Rosa María Caballero reivindica en Navalón el orgullo de pertenecer a un pueblo “donde están nuestras raíces”
El salón de baile, a la derecha, nada más pasar la última curva, se convirtió en un espacio para el reencuentro, la emoción y la memoria con motivo del pregón de las fiestas patronales en honor del Santísimo Cristo de la Fe, pronunciado por Rosa María Caballero Torrijos, teniente de alcalde de Fuentenava de Jábaga y vecina natural de esta localidad.
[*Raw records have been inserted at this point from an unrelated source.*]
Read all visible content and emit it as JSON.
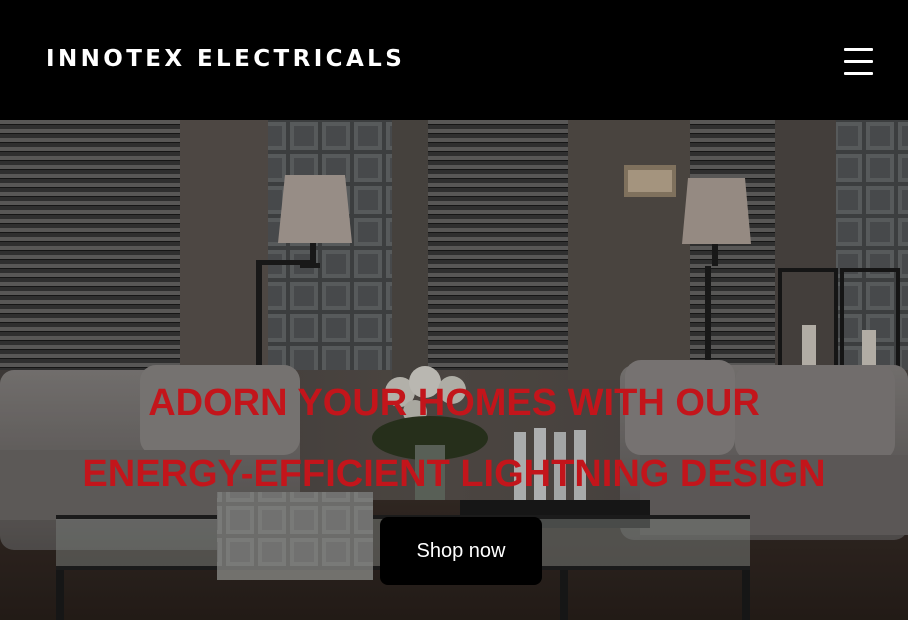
{
  "header": {
    "brand": "INNOTEX ELECTRICALS",
    "menu_icon": "hamburger-menu-icon"
  },
  "hero": {
    "headline_line1": "ADORN YOUR HOMES WITH OUR",
    "headline_line2": "ENERGY-EFFICIENT LIGHTNING DESIGN",
    "cta_label": "Shop now",
    "background_image": "living-room-photo"
  },
  "colors": {
    "header_bg": "#000000",
    "headline": "#c3151b",
    "cta_bg": "#000000",
    "cta_text": "#ffffff"
  }
}
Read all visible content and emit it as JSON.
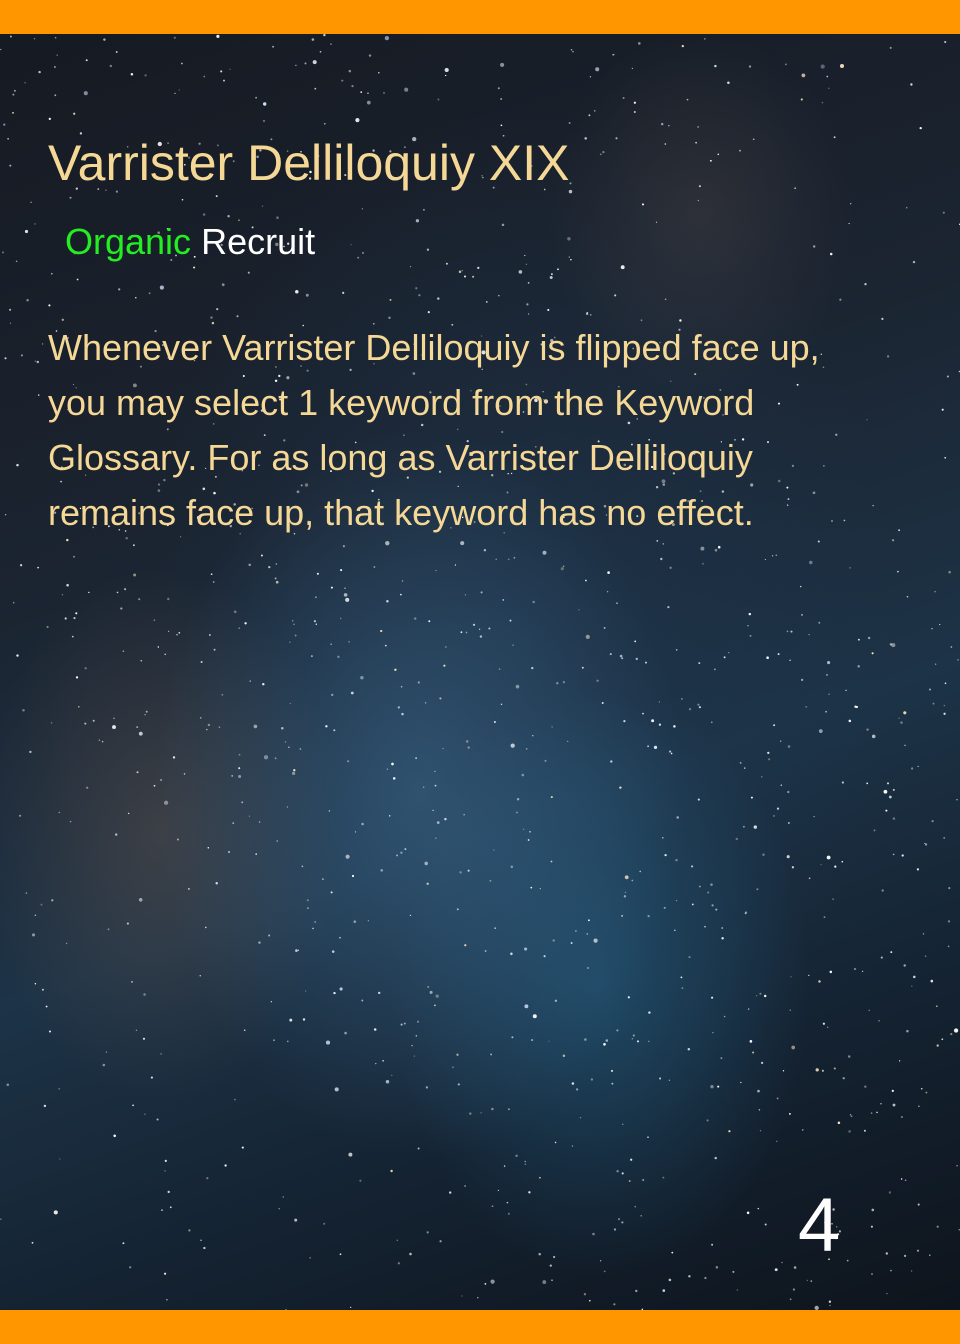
{
  "card": {
    "name": "Varrister Delliloquiy XIX",
    "type_keyword": "Organic",
    "type_class": "Recruit",
    "ability_lines": [
      "Whenever Varrister Delliloquiy is flipped face up,",
      "you may select 1 keyword from the Keyword",
      "Glossary. For as long as Varrister Delliloquiy",
      "remains face up, that keyword has no effect."
    ],
    "cost": "4"
  },
  "colors": {
    "border": "#ff9600",
    "title": "#f5d896",
    "keyword": "#22ee22",
    "class": "#ffffff",
    "ability": "#f5d896",
    "cost": "#ffffff"
  },
  "background": "starry-night-sky"
}
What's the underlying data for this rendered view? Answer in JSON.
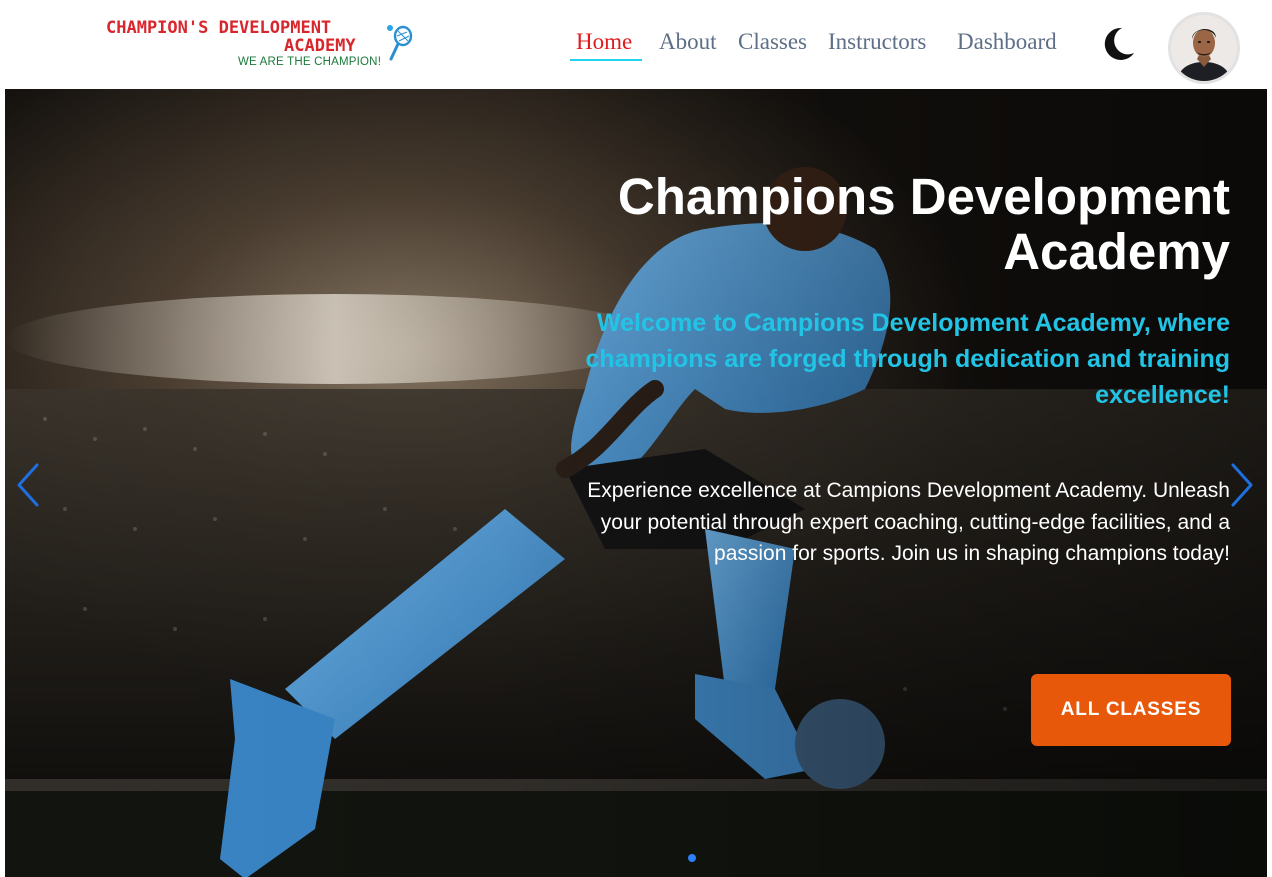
{
  "brand": {
    "line1": "CHAMPION'S DEVELOPMENT",
    "line2": "ACADEMY",
    "tagline": "WE ARE THE CHAMPION!",
    "logo_icon": "tennis-racket-icon",
    "name_color": "#d8262d",
    "tagline_color": "#1a7a3a"
  },
  "nav": {
    "items": [
      {
        "label": "Home",
        "active": true
      },
      {
        "label": "About",
        "active": false
      },
      {
        "label": "Classes",
        "active": false
      },
      {
        "label": "Instructors",
        "active": false
      },
      {
        "label": "Dashboard",
        "active": false
      }
    ],
    "active_color": "#e01b1b",
    "text_color": "#5d6e86",
    "underline_color": "#22d3ee"
  },
  "header_icons": {
    "theme_toggle": "moon-icon",
    "profile": "user-avatar"
  },
  "hero": {
    "title": "Champions Development Academy",
    "subtitle": "Welcome to Campions Development Academy, where champions are forged through dedication and training excellence!",
    "body": "Experience excellence at Campions Development Academy. Unleash your potential through expert coaching, cutting-edge facilities, and a passion for sports. Join us in shaping champions today!",
    "button_label": "ALL CLASSES",
    "button_color": "#e8580b",
    "subtitle_color": "#22c4e6",
    "prev_icon": "chevron-left-icon",
    "next_icon": "chevron-right-icon",
    "slide_count": 1,
    "active_slide": 1
  }
}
Rosa Mari, profesora de Educación Primaria con 35 años de trayectoria docente, inició su intervención con palabras de agradecimiento al alcalde de Fuentenava de Jábaga, José Luis Chamón, por haber pensado en ella para anunciar las fiestas, así como al alcalde pedáneo, Abel Zarzuela, a los concejales, a la Asociación Cultural La Muela —que celebra su trigésimo aniversario—, al coto de caza y a todos los vecinos y visitantes que llenaron la plaza.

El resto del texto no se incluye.